Throughout the game you’ll be getting other items that can affect your equipment in different ways as well. For instance, there are items that change the colors of the sockets in your items, or how many sockets your items have. You can find items that add a magic property to one of your items, or change magic properties that your items already have. There’s items that increase the quality of your weapons or armor, which causes them to do or deflect more damage. There are several other items like these throughout the game to find out. One final interesting thing is that there are characters in the game called “masters.” You find them out in the wild while fighting enemies, and they typically give you quests that increase their level. There are eight of them, each one sells different items. When you level any of them up to level three, you can open up your own hideout, where you can have the master stay. They give you the option to buy things to customize your hideout, on top of the actual weapons/armor they sell. There’s a few other things they can do but, I don’t want to give it all away. One final, very small thing, is that this game has “good” microtransactions. Instead of “play to win” the games microtransactions are purely based around cosmetics for you and your hideout, something I wish a lot of developers would take a cue from.
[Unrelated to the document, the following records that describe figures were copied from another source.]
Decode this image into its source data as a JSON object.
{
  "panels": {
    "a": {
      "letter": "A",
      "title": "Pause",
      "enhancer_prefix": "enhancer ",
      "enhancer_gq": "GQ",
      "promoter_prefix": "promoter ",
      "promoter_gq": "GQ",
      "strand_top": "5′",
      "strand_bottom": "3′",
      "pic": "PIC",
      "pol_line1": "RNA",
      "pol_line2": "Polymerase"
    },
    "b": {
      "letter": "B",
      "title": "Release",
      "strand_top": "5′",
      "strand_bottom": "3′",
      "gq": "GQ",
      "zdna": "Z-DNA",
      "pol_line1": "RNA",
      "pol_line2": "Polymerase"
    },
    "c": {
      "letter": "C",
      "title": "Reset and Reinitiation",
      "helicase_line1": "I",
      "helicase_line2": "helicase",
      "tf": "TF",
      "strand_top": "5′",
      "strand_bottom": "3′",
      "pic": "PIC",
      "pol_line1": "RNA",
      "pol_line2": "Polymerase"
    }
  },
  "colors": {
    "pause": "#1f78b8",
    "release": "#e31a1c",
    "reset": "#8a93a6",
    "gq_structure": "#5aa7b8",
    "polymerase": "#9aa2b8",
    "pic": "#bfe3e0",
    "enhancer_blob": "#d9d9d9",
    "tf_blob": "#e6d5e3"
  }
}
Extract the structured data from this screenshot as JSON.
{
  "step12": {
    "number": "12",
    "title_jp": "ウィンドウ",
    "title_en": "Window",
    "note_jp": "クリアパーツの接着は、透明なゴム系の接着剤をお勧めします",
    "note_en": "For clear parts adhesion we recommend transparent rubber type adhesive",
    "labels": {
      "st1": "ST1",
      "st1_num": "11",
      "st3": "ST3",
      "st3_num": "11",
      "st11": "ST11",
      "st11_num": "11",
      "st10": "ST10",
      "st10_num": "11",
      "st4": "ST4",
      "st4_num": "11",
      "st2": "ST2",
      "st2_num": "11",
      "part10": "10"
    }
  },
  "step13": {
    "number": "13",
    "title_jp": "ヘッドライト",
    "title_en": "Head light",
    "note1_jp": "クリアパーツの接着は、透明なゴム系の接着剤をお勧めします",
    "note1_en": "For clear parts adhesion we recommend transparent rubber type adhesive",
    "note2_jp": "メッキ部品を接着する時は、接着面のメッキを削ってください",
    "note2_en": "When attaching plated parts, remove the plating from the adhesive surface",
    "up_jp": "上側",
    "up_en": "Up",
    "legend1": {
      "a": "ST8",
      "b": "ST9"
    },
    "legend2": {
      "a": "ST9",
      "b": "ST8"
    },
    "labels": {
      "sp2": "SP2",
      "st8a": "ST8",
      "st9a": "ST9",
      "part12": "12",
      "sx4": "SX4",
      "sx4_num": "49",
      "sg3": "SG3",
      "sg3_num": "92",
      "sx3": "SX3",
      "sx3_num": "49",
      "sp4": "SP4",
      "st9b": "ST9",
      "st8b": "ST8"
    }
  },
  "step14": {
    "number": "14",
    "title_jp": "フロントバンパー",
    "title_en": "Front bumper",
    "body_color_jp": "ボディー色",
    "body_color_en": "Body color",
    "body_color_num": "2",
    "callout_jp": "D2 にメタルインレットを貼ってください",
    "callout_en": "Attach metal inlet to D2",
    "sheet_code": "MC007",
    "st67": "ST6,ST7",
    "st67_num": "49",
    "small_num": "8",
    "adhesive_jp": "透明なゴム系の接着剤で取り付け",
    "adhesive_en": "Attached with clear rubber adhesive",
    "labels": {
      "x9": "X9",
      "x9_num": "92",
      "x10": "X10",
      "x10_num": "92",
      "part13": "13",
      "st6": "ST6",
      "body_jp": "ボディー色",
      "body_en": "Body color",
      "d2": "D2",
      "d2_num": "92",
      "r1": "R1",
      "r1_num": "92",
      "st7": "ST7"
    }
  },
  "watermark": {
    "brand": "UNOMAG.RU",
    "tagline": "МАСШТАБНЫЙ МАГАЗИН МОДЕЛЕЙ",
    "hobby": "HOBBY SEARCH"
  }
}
Final Thoughts and Verdict
While this game is incredibly fun and there is a wealth of content to keep the game feeling fresh versus some other things in the same genre, the console port leaves quite a bit to be desired. Unfortunately, since the game isn’t as smooth as it is on PC, this causes it to feel a bit more long in the tooth than it should, and given how long the game has been out, it’s staggering how “not” smooth certain things are. The amount of content and ideas that still feel fresh years later, are possibly what will keep new players invested in the game. However, given the amount of options available right now to gamers, and how many other games are very clean and polished, this game may only keep the attention of players for so long before the next shiny thing pops up. Overall, I hope this game does well in the console market, so that the experience of this game can continuously improve over time. For now, it feels above average, but it doesn’t have me feeling like this is a “must play” for your average gamer. However, for the price of free, I doubt anyone would regret it.